CachedInputTokens int64 `json:"cached_input_tokens,omitempty"`
// Model is the resolved LLM model name this usage came from
// (e.g. "gpt-4o", "claude-3-7-sonnet-20250219"). Empty when the
// reporter does not know which model produced the call (test
// engines, aggregate reports). Hosts that bucket usage by model
// for budgeting / quota enforcement consume this field.
Model string `json:"model,omitempty"`
// LatencyMs is the wall-clock latency of the producing call in
// milliseconds. Zero when not measured. Used by sandbox hosts to
// surface per-call timing on the same dimension as token counts
// (avoids a parallel timing channel).
LatencyMs int64 `json:"latency_ms,omitempty"`
// CostMicros is the cost of the producing call in micro-units of
// the host's configured currency (micro-USD = USD * 1_000_000).
// Integer math is used so cumulative budgets do not drift.
// Zero when no pricing catalog is configured. Hosts enforcing $
// budgets accumulate this field.
CostMicros int64 `json:"cost_micros,omitempty"`
}
TokenUsage tracks cumulative token consumption (includes TotalTokens).
The Model / LatencyMs / CostMicros fields enrich the basic token counts so a sandbox host (typically the planned sdk/pod controller) can enforce dollar-denominated budgets and per-model rate limits without a separate sidecar accumulator. All three are optional: a reporter that only knows token counts leaves them zero / empty.
func (TokenUsage) Add ¶
func (u TokenUsage) Add(other TokenUsage) TokenUsage
Add returns a new TokenUsage that is the sum of u and other.
Numeric fields (token counts, latency, cost) are summed. Model is preserved from u when both are non-empty and disagree (the accumulator's identity wins); when one side is empty the other fills it in. Adding a per-call delta into a running total therefore keeps the running total's model label intact even if the delta reports a different model — callers that need per-model breakdowns SHOULD bucket by Model before summing.
type ToolCall ¶
type ToolCall struct {
ID string `json:"id"`
Name string `json:"name"`
Arguments string `json:"arguments"`
}
ToolCall represents a function call requested by the LLM.
type ToolDefinition ¶
type ToolDefinition struct {
Name string `json:"name"`
Description string `json:"description"`
InputSchema map[string]any `json:"input_schema"`
}
ToolDefinition describes a tool for LLM function-calling.
type ToolResult ¶
type ToolResult struct {
ToolCallID string `json:"tool_call_id"`
Content string `json:"content"`
IsError bool `json:"is_error,omitempty"`
}
ToolResult carries the result of a tool execution back to the LLM.
type Usage ¶
type Usage struct {
InputTokens int64 `json:"input_tokens"`
CachedInputTokens int64 `json:"cached_input_tokens,omitempty"`
OutputTokens int64 `json:"output_tokens"`
}
Usage represents raw token usage from a single LLM call (Provider layer).

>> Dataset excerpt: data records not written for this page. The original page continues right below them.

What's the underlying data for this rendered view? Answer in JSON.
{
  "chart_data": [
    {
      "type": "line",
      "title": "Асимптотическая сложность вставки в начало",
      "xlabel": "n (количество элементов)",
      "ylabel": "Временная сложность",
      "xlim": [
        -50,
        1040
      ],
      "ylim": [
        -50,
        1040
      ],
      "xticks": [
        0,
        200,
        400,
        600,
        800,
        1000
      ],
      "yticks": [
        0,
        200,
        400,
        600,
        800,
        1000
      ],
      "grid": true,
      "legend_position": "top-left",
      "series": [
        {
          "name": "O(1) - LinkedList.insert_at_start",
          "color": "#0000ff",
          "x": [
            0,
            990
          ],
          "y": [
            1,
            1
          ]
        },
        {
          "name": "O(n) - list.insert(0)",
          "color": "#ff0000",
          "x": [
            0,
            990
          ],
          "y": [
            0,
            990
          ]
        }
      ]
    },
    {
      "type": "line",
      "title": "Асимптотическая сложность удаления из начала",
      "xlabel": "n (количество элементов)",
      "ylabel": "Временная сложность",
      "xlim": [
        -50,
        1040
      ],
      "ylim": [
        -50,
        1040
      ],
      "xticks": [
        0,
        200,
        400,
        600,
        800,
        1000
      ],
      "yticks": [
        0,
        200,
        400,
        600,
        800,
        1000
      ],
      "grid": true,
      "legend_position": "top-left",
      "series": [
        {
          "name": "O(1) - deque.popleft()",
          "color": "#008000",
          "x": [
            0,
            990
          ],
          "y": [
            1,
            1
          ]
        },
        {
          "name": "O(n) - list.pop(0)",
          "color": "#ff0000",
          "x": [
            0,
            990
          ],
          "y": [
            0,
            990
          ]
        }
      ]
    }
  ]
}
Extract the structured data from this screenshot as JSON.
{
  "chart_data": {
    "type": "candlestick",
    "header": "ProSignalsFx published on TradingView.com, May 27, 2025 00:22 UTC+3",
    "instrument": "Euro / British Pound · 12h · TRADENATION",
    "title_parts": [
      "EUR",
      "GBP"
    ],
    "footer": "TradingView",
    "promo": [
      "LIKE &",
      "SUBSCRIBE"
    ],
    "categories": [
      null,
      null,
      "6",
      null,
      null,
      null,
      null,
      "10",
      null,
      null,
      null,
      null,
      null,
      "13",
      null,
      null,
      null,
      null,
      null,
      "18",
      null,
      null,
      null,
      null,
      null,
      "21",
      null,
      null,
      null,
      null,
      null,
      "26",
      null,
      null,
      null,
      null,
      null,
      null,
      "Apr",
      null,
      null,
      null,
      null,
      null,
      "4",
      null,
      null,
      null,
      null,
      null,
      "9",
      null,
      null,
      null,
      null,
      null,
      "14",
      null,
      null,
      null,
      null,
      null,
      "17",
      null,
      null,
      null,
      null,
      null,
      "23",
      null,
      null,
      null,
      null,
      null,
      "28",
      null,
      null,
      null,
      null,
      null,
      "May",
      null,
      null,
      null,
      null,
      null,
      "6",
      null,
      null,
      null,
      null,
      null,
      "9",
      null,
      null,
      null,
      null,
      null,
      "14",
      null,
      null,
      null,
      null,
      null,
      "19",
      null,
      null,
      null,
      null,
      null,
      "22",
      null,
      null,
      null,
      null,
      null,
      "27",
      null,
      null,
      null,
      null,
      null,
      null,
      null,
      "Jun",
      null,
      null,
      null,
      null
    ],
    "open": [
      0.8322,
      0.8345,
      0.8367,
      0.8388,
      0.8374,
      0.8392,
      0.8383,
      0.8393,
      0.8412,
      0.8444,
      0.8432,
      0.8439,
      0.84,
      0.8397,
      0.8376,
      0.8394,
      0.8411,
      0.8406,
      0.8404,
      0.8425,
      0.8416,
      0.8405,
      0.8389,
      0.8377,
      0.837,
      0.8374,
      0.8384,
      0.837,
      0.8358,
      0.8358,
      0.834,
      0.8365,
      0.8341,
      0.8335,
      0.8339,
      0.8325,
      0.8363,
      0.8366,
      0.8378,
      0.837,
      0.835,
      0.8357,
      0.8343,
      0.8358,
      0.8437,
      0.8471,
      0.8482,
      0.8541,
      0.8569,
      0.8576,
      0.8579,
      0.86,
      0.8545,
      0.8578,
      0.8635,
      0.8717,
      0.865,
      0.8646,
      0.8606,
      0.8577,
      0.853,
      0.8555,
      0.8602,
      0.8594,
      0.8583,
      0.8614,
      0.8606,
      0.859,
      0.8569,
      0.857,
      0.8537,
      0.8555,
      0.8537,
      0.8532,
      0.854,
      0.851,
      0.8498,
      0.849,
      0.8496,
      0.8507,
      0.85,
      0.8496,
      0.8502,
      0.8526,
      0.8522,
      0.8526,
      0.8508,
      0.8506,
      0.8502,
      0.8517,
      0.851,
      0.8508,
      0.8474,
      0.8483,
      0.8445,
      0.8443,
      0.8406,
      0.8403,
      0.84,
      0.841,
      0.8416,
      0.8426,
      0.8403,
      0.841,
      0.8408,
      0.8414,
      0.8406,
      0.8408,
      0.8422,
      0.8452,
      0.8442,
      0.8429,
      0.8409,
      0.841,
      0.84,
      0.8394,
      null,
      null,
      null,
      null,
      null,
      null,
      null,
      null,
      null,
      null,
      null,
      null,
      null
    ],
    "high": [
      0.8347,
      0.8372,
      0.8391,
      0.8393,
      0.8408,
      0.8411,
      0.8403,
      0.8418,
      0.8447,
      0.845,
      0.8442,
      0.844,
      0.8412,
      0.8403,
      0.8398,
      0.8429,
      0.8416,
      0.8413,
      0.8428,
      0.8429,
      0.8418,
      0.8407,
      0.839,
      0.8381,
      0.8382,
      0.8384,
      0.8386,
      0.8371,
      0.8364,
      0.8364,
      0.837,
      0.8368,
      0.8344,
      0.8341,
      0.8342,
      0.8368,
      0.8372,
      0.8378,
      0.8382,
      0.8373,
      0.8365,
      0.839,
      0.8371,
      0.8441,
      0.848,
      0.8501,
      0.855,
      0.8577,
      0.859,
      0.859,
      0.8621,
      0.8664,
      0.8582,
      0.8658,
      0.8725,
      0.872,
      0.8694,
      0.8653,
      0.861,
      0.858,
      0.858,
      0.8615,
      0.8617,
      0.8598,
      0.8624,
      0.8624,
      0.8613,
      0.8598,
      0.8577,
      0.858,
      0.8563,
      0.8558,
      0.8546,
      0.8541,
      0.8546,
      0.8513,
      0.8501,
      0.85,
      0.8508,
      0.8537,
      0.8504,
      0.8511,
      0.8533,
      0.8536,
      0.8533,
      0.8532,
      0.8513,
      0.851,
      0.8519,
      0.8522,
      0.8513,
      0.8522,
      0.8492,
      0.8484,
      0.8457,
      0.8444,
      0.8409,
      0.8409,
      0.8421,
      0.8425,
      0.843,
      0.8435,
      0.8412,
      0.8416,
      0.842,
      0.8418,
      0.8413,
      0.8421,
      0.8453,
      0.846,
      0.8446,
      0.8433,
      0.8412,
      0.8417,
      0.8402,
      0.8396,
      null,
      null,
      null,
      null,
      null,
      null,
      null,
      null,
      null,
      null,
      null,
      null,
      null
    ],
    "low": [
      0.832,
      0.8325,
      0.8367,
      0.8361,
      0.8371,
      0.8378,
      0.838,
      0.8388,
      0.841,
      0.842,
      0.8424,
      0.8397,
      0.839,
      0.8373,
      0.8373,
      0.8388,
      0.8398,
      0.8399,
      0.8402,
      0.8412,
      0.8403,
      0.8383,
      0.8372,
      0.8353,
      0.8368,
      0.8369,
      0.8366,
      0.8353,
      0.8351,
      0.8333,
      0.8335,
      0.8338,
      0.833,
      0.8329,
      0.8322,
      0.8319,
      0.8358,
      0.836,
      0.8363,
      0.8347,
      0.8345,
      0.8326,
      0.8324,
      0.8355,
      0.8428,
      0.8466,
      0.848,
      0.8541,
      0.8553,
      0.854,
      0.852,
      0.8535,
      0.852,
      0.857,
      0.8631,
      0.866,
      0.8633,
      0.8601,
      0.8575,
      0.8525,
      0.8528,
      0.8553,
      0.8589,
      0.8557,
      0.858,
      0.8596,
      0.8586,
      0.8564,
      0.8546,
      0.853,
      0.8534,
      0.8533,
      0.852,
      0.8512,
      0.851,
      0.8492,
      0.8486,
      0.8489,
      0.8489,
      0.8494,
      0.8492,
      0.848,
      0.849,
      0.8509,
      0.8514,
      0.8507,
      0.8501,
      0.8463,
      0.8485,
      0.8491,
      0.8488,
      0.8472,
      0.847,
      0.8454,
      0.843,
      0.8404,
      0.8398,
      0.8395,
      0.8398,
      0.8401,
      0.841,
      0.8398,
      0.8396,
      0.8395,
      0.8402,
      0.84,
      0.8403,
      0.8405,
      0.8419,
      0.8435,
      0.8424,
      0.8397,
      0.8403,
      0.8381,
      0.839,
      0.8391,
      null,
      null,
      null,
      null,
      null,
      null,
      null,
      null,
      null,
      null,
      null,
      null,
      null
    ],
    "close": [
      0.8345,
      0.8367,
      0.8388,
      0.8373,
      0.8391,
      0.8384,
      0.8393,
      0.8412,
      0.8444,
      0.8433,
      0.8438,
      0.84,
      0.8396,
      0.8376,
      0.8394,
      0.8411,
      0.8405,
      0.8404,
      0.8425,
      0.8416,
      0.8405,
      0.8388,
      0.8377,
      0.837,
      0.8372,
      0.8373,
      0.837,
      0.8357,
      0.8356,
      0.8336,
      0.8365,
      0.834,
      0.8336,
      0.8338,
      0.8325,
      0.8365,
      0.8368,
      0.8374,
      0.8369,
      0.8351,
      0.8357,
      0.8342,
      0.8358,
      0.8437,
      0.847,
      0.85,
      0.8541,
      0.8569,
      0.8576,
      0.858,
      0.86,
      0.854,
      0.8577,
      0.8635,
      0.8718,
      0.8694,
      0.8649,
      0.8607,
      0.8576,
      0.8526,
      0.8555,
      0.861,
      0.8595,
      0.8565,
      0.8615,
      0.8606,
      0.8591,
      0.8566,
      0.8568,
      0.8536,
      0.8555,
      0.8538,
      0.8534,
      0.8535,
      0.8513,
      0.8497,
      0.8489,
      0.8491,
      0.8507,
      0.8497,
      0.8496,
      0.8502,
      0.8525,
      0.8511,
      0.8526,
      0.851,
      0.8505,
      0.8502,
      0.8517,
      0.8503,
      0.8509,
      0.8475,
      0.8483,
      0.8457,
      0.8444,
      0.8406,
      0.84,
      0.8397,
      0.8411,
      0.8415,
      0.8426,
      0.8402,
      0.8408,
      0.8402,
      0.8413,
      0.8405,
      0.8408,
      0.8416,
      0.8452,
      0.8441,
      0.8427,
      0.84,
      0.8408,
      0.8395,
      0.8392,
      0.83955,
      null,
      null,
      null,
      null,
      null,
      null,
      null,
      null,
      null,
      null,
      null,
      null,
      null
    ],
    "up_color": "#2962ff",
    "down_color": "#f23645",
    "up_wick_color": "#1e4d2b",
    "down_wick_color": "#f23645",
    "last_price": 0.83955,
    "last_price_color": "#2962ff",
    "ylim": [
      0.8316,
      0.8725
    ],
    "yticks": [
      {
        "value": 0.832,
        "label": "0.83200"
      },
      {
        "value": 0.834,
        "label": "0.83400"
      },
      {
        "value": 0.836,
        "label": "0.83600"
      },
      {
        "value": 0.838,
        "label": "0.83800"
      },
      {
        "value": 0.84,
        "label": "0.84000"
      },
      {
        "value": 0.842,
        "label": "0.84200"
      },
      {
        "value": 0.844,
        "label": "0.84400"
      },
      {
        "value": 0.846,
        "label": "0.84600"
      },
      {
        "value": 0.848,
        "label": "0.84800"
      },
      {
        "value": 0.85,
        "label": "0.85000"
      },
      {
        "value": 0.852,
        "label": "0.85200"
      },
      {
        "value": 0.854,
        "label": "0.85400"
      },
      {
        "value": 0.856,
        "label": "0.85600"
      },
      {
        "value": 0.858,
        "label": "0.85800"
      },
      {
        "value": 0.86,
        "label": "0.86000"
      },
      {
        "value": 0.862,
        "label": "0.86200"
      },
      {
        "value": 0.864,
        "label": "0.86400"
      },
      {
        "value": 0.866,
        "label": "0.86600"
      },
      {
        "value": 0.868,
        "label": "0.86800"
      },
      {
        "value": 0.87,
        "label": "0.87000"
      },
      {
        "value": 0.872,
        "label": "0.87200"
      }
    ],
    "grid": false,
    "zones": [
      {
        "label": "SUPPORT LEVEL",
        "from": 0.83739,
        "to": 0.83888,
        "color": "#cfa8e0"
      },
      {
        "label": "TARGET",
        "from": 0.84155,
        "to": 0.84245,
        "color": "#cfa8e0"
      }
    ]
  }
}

CachedInputTokens carries the same semantics as TokenUsage.CachedInputTokens: it is the subset of InputTokens that hit the provider's prompt cache and is billed at a reduced rate (typically ~10x cheaper). Always <= InputTokens. Zero means either the provider does not expose cache stats or no cache hit occurred on this call.
omitempty keeps the wire format stable for providers (e.g. ollama) that never set it — pre-existing JSON consumers of Usage continue to observe the historical {input_tokens, output_tokens} shape.